İbrahim’in Rüyası: Kültürel Gölge ve Vicdanî Arayış
İbrahim’in rüyasında oğlunu boğazlamaya yönelmesi (Sâffât 37:102–107), onun Allah’a en değerli olanı sunma arzusuyla şekillenmiş vicdanî bir ibadet arayışıdır. Ancak bu arayış, dönemin bazı kültürlerinde görülen çocuk kurbanı uygulamaları ile bilinçaltı düzeyde bir temas içindedir. Kur’an, İbrahim’in bu rüyasını doğrudan vahiy olarak sunmaz; onun yorumu olarak aktarır:
> “(İbrahim:) 'Oğlum! Rüyada seni boğazladığımı görüyorum. Bir düşün, ne dersin?'” (37:102)
Burada İbrahim’in eylem kararı, mutlak bir emir değil, bir yorumdur. Oğlu da bu çağrıya uyarak teslim olur. Ancak tam o esnada ilahi müdahale gelir ve “büyük bir fidye” ile bu eylem durdurulur (37:107). Bu noktada Kur’an, açıkça şunu öğretir:
> İnsan kurbanı yoktur. Allah rızası için bile olsa insan hayatı kutsaldır.
Bu, sadece bir oğlun kurtarılması değil, bir ibadet anlayışının tashihi ve hatta bir dini zihniyetin reformudur.
Fidyenin Anlamı: Sembol, Tashih ve Ahlâk
Kur’an’da geçen “fidyenin büyüklüğü” (فديناه بذبح عظيم) yalnızca fiziksel bir koçla ilgili değildir. Bu "büyük fidye":
1. İnsanı feda etmeyen yeni bir dinî bilinçtir.
2. Allah’a yaklaşmanın şekil değil, niyet ve ahlâk ile olduğunu vurgular.
3. Eski kültürel uygulamalara karşı ilahi bir sınır çizgisidir.
İbrahim’in sadakati onaylanmıştır, ama eylemi tashih edilmiştir. Böylece Kur’an şunu ortaya koyar: Allah, kendi adına bile olsa insanın akıl dışı ya da ahlâk dışı eylemlerini onaylamaz.
Ruhbanlık Örneği: Dini Aşırılıkların Reddi
Kur’an’da ruhbanlık (rahiblik) da benzer biçimde eleştirilir:
> “Ruhbanlığı ise, Biz onlara yazmamıştık. Allah rızasını kazanmak için kendi uydurdukları bir bid'attı; fakat ona da gereği gibi uymadılar.” (Hadîd 57:27)
Burada yine karşımıza şu ilke çıkar:
İnsan, din adına iyi niyetle bile olsa sınırları aşabilir.
İlahi hitap, bu tür aşırılıkları tashih eder ya da reddeder.
Ruhbanlıkta da amaç Allah’a yaklaşmak idi, ama yöntem vahiyden değil, insanın kendi tasavvurundan doğdu. Bu da dinin asli yolundan bir sapmaya yol açtı.

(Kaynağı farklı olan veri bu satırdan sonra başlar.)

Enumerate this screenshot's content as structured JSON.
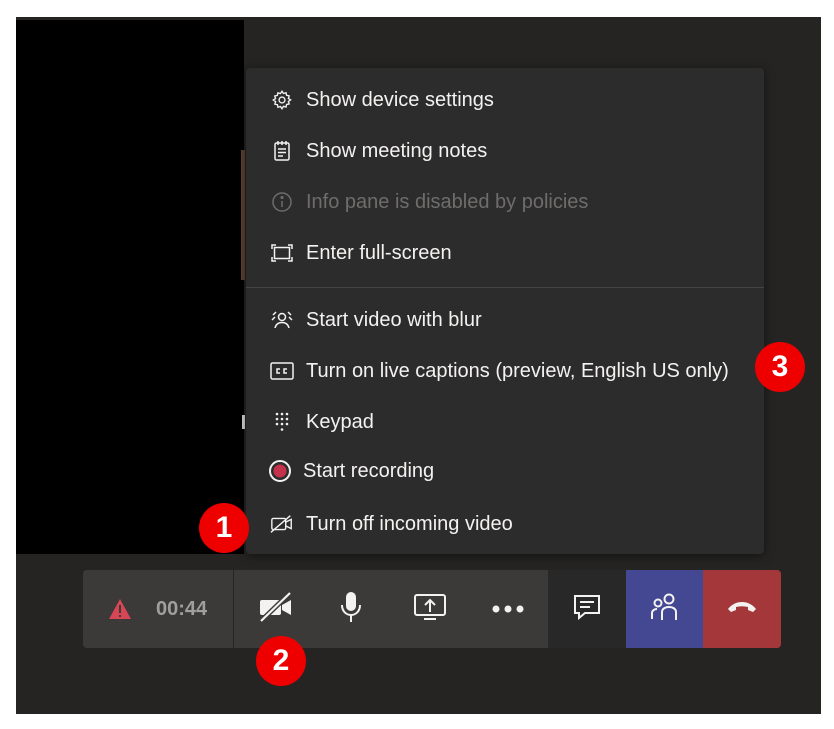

Sonuç: Dinî Biçimler Sorgulanabilir, İlahi İlke Sabittir
Kur’an perspektifinden bakıldığında:
Dinin özü tevhid, ahlâk, adalet ve teslimiyettir.
İbadet biçimleri ise tarihseldir, kültüre ve tecrübeye bağlı olarak şekillenir.

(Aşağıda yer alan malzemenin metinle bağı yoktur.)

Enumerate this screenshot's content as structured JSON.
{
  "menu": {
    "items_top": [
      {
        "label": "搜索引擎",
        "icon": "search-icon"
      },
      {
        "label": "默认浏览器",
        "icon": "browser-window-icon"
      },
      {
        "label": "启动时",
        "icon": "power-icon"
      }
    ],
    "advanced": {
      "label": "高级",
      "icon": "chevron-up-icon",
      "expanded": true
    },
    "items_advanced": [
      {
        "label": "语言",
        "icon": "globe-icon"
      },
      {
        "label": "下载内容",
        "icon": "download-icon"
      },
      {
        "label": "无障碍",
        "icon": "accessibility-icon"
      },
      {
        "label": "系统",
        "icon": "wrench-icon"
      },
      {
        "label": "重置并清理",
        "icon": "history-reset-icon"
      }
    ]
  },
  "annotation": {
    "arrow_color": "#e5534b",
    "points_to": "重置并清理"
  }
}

İnsan arayış içinde olabilir; bu doğaldır. Ama bu arayışın son sınırı vahyin onayıdır.
İbrahim kıssası, insanın içten gelen ibadet isteğiyle yanılabileceğini ama bu samimiyetin Allah tarafından doğru yöne yönlendirileceğini gösterir.
Bu örnek bize şunu öğretir: Her ibadet şekli meşru değildir. Sadece ilahi ilkeye uygun olan kalıcılaşır.
> Din, yalnızca Allah’a aitse; onun adına yapılan her şeyin Allah’tan onay alması gerekir.
İbrahim gibi düşünmek, sadece Allah için yapmak değil; Allah'ın rızasına uygun olanı yapmaktır.